12/11/2022

Winners and Losers


Chemistry is the buzz word in today’s wide world of sports competition. We used to speak of morale or esprit de corps, but today it is chemistry we seek. Retired University of Connecticut men’s basketball coach Jim Calhoun called it "the vapor that just sort of hangs over a team."

Team chemistry results when the ingredients (player personality’s) mix well. With an audience always in search of the next version of the legendary 1970 New York Knicks, an iconic five who have become the measuring stick for team chemistry. When mixed well, a combustible calibration of cohesiveness sets off a chain reaction that causes varied personalities to come together in pursuit of a common goal.

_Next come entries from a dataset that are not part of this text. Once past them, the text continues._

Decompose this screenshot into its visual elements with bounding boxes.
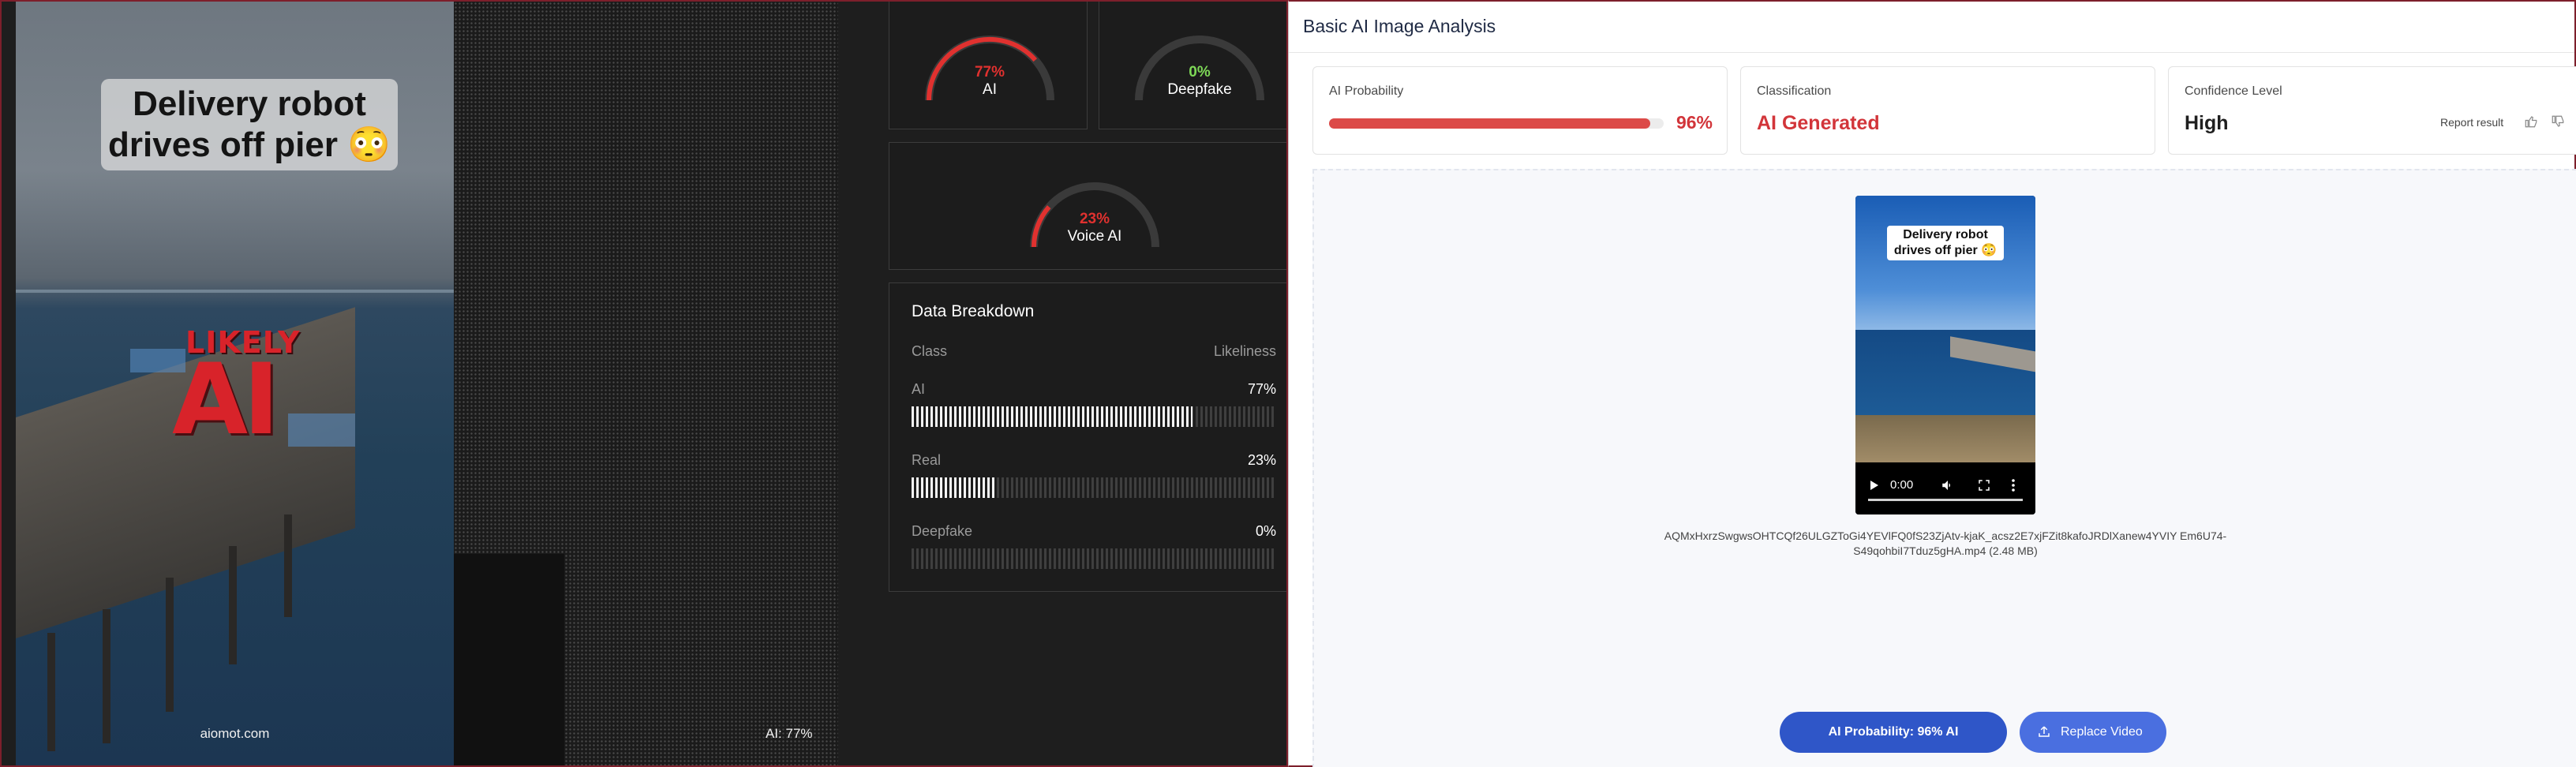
breakdown-bar-fill [912, 477, 996, 498]
breakdown-row-deepfake: Deepfake 0% [912, 523, 1276, 569]
ai-probability-bar-fill [1329, 118, 1651, 129]
analysis-page: Basic AI Image Analysis AI Probability 9… [1288, 0, 2576, 767]
thumbs-up-icon[interactable] [2524, 114, 2538, 129]
more-options-icon[interactable] [2010, 478, 2016, 492]
fullscreen-icon[interactable] [1977, 478, 1991, 492]
volume-icon[interactable] [1941, 478, 1955, 492]
data-breakdown-card: Data Breakdown Class Likeliness AI 77% R… [889, 282, 1286, 592]
horizon-line [16, 290, 454, 293]
gauge-card-ai: 77% AI [889, 2, 1088, 129]
pier-post [229, 546, 237, 664]
classification-label: Classification [1757, 84, 1832, 98]
ai-score-label: AI: 77% [766, 726, 813, 741]
report-result-link[interactable]: Report result [2440, 116, 2503, 129]
preview-area: Delivery robot drives off pier 😳 0:00 AQ… [1312, 169, 2576, 767]
gauge-ai-value: 77% [974, 64, 1005, 80]
classification-card: Classification AI Generated [1740, 66, 2155, 155]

Championship teams need to blend the following characteristics of chemistry: A star, a team tool box, the team brain, the team firster, the comic, the maverick and a General. The Red Bud 6 - Diann, Kim, Paula, Deb, Cindy, Meg, Sandy - checked off all the boxes.

Winners hitch a ride with a star, a catalyst who defines purpose through excellence, the one with the Moxy to lead an ordinary bunch to do extraordinary things. A humble coach on the floor who will not fall into the trap of a “me firster” – one who refuses to lose (Diann). Losers grope for a personality.

Winners find a glue guy, the team toolbox, the one who pulls the group - often in the throes of adversity – together, a fox hole buddy. They are the critical cog, the one who plays with reckless abandon but can perform well within the crucible of the big game (Kim). Losers point fingers.

Winners analyze and adapt. They are the brains of the team, the ones able to think on the run with belief not only in the system, but in teammates and coaches, keeping the membership pulling for each other by modeling accountability. (Paula). Losers are swollen by panic and prone to choke.

Winners respect their elders, the team firster, falling in line until it is their turn to shine. They show the confidence beget by talent but avoid the locker room tribulations that often surface on teams with no pecking order (Deb). Losers exasperate class warfare tensions with an itchy attitude, always in need of a scratch.

Winners know how to laugh, the somewhat fallacious comic. The best concoction to cure a noxious team culture is a happy player, the one who is comfortable in their own skin and knows how to bring levity through a sunny disposition when the drag begins to settle, never one to take themselves too seriously (Cindy). Losers pout and mope, pulling down those around them.

Winners think outside the norm, the maverick. They expand the circle of their group’s possibilities, always wanting to know why. They keep the ideas flowing and guard against complacency by questioning the status quo (Meg). Losers fear the unknown.

Winners need a coach, the General. Vision, passion, patience; they get those under their tutelage to share in their commitment. They confront shifting problems with a variety of styles, always staying current, always maintaining distance, but both in and under control (Sandy). They inspire and prod. Losers are led by “sponsors.”

In the fall of 1974, Red Bud volleyball coach Sandy Griffin salivated over the cohesiveness of her roster. She knew she had all the pieces: six girls with size, volleyball skills, athleticism and a gung-ho attitude. They loved being in each other’s company. They loved volleyball. They loved practice. They loved being in the gym. Star player Diann Schrader says if they could have moved their beds into the gym, they would have slept there.

They – The Red Bud 6 - are all doing well, thank you. Paula still cocks her head with that slight tilt, in self-deprecation, and she is still easily approachable, just the way her teammates remember her. Diann still giggles in her timeless way, and Deb still stares to the far away. They are as alive today as they were the magical winter of 1975, as infallible now as then. Professional sports have only superstars – no heroes - and superstars will inevitably let us down. Small town high school heroes do not. Like Peter Pan, at least in our mind’s eye, they never grow old. The Red Bud 6 prospered in the atmosphere of opportunity launched by Title IX. And the town fell in love with them. And so, they were honored in their time as no other team in Red Bud has been, before or since, with a fire engine ride to the biggest party this little town had ever seen.